Ketika ‘Aliy bin Abi Thaalib radliyallaahu ‘anhu berniat mempoligami Faathimahradliyallaahu ‘anhaa, maka Nabi shallallaahu ‘alaihi wa sallam marah atas perbuatannya.
عن المسور بن مخرمة : أن علي بن أبي طالب خطب بنت أبي جهل. وعنده فاطمة بنت رسول الله صلى الله عليه وسلم. فلما سمعت بذلك فاطمة أتت النبي صلى الله عليه وسلم فقالت له: إن قومك يتحدثون أنك لا تغضب لبناتك. وهذا علي، ناكحا ابنة أبي جهل.قال المسور: فقام النبي صلى الله عليه وسلم فسمعته حين تشهد. ثم قال “أما بعد. فإني أنكحت أبا العاص ابن الربيع. فحدثني فصدقني. وإن فاطمة بنت محمد مضغة مني. وأنما أكره أن يفتنوها. وإنها، والله! لا تجتمع بنت رسول الله وبنت عدو الله عند رجل واحد أبدا”.قال، فترك علي الخطبة.

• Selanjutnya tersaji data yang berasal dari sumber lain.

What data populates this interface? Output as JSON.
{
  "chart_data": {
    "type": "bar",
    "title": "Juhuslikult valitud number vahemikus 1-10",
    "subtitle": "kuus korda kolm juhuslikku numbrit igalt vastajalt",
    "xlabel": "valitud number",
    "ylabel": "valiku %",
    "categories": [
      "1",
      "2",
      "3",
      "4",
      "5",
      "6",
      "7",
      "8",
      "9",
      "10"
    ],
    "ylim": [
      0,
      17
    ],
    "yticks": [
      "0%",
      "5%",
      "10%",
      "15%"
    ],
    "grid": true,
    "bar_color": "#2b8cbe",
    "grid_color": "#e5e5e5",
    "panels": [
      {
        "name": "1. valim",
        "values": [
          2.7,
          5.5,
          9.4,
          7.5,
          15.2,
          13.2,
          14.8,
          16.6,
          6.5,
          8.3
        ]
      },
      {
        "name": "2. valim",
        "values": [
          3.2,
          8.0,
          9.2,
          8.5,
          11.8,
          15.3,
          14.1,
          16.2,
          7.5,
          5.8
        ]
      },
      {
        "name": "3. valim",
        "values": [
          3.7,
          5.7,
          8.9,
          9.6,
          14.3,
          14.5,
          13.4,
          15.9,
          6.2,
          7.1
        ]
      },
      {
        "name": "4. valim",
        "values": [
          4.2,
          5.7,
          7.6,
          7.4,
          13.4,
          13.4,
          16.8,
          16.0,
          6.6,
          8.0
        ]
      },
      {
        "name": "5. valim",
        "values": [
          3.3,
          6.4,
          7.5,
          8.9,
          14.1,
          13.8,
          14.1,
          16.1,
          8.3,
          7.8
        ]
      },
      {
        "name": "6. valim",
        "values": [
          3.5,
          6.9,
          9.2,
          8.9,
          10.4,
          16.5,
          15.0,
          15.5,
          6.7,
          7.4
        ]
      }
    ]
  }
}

Dari Al-Miswar bin Makhramah : Bahwasannya ‘Aliy bin Abi Thaalib pernah melamar anak perempuan Abu Jahl yang ketika itu ia masih beristri Faathimah binti Rasulullah. Ketika hal itu didengar oleh Fathimah, ia datang kepada Nabi shallallaahu ‘alaihi wa sallam lalu mengatakan kepada beliau : ‘Sesungguhnya kaummu mengatakan bahwa engkau tidak marah karena perlakukan terhadap anak-anak perempuanmu. Sekarang ini ‘Aliy akan menikahi anak perempuan Abu Jahl”. Al-Miswar berkata : “Kemudian Nabi shallallaahu ‘alaihi wa sallam berdiri (untuk berkhutbah) dan aku mendengar beliau saat beliau membaca syahadat. Setelah itu beliau bersabda : ‘Sesungguhnya akutelah mengawinkan Abul-‘Ash bin Ar-Rabii’, lalu ia memberitahuku dan membenarkanku. Sesungguhnya Fathimah bnti Muhammad adalah darah dagingku, karena itu aku tidak suka jika orang-orang memfitnahnya. Demi Allah, sungguh tidak boleh dikumpulkan selamanya antara anak perempuan Rasulullah dengan anak perempuan musuh Allah oleh seorang suami’. Miswar berkata : ‘Maka ‘Aliy membatalkan lamarannya” [Diriwayatkan oleh Muslim no. 2449].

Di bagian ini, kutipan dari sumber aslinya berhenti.